Feed Items
These are content types which you wish to use for displaying the content from the feed. The feed items should contain all the fields you wish to represent on your site. In the following example, job is the feed item.
Feed Processor Node
This is a content type used by the Feeds Processor. In the following example, xml job feed is the feed processor node.

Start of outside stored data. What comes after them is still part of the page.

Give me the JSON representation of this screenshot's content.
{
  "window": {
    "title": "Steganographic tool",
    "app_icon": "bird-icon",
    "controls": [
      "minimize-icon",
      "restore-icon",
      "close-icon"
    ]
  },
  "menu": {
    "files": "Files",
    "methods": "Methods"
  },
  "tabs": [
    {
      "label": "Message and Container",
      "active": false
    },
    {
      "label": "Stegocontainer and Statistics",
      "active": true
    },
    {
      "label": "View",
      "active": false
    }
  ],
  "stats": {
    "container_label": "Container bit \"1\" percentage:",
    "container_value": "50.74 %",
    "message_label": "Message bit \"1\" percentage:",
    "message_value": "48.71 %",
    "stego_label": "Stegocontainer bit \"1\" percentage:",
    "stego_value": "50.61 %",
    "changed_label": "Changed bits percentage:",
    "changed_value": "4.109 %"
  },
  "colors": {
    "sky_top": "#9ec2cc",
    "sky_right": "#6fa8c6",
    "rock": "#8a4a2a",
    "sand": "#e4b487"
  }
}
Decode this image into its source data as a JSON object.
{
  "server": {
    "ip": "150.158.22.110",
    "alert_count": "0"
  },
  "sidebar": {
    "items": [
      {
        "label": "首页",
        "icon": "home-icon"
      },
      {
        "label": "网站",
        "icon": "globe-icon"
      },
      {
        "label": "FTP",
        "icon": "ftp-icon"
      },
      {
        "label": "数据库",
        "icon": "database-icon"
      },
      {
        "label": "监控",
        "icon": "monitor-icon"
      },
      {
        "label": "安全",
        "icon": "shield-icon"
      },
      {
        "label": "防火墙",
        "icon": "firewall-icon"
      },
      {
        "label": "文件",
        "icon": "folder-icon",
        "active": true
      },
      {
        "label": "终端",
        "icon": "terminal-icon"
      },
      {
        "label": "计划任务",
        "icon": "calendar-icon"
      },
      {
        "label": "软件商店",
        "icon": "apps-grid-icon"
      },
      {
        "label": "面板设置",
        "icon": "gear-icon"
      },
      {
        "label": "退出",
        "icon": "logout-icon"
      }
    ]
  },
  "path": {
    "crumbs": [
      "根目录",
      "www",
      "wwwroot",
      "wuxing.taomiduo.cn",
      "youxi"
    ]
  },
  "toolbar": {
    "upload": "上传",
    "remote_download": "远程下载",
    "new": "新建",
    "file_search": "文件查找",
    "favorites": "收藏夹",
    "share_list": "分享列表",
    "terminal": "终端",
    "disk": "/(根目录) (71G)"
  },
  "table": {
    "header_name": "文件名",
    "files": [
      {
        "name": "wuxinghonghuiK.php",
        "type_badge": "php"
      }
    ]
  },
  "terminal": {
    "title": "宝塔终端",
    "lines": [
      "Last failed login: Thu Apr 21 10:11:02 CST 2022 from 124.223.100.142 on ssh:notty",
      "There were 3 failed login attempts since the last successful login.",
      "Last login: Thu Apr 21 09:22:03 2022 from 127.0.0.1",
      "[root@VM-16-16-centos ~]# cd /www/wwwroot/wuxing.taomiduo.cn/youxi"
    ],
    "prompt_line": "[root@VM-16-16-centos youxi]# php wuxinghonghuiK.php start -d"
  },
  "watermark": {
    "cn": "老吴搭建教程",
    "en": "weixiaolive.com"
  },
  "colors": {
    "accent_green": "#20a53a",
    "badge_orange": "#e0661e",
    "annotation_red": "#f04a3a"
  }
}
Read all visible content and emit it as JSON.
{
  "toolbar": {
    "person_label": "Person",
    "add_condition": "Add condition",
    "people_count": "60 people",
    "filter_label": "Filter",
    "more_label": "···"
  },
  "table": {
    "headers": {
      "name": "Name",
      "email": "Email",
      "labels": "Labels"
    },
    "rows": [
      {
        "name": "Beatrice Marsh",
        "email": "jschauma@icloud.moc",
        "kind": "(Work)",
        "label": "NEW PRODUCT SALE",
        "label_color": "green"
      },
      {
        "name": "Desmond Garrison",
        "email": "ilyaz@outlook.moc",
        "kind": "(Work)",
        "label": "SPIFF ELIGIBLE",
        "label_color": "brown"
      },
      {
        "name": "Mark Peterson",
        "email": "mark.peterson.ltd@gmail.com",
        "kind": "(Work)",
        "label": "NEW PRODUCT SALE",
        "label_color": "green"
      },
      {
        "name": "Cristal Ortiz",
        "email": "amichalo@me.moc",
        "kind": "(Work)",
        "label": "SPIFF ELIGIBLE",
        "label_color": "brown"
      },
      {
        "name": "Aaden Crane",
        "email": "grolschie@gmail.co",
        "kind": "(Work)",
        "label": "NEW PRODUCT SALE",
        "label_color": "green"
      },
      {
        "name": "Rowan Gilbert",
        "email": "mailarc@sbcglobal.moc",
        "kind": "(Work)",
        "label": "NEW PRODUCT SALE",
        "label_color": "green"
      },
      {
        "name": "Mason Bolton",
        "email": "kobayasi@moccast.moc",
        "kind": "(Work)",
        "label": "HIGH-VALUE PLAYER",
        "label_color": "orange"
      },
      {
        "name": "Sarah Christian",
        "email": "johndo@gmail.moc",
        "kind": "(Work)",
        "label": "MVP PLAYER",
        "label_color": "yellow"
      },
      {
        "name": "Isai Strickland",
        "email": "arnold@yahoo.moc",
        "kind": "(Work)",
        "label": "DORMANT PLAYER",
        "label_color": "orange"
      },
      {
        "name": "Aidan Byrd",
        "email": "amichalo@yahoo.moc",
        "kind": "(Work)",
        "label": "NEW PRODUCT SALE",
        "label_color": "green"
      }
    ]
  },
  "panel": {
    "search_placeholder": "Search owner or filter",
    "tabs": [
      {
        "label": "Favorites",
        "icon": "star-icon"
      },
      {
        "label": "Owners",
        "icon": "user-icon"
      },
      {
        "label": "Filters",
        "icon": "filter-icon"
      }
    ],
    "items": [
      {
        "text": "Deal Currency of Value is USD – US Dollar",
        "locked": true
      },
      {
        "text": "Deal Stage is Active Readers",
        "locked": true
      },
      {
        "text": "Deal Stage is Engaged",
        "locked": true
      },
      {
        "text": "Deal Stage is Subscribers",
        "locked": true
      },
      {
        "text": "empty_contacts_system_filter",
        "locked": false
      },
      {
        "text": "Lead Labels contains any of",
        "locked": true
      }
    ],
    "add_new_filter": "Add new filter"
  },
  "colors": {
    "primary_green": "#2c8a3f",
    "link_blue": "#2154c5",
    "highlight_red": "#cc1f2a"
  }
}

Step 1: Download 4 modules: Feeds, Job Scheduler, Features, Feeds XPath Parser (or Feeds Ex).
Step 2: Enable the following modules: Feeds, Feeds Admin UI, Job Scheduler [required by Feeds], Feeds News [requires Features], Features, Feeds XPath Parser.
Step 3: Set up two new content types: one for the Feed Items, one for the Feed Processor. For example if we were importing an XML list of jobs, we would create these content types:
- job
- xml job feed
Step 4: Add additional fields to the feed item content type. For example, to add a 'salary' field, I would add a number or text field to the job content type named field_salary.

You are now ready to configure your feed importer.

Step 5: Create a new importer. You can navigate there by going to Admin - Site Building - Feed Importers (D6) or Structure - Feeds Importers (D7). Give it a name and description. In this example 'Jobs XML Feeds'.
Step 6 : Configure your new importer:

Basic settings

  • Settings
  • Attached to: Select your content type for feeds processor, e.g. xml job feed. (Make sure you don't select the type of content you want the feed create)
  • For testing make sure check Import on submission so you can see results *

Fetcher

  • Settings

HTTP Fetcher

  • For testing purposes, it may be worth using File Upload.

Parser

  • Select: XPath XML parser

Processor

  • Node Processor Settings - This is where you select the Feed Processor Node you want feeds to create to hold the content it imports. In this example job.
  • Mapping - For each XML field you want mapped choose XPath Expression from the Source Drop down and select a destination in the Target drop down.

At this point, we are marking what fields will later accept an XPath mapping. These mappings will be configured later.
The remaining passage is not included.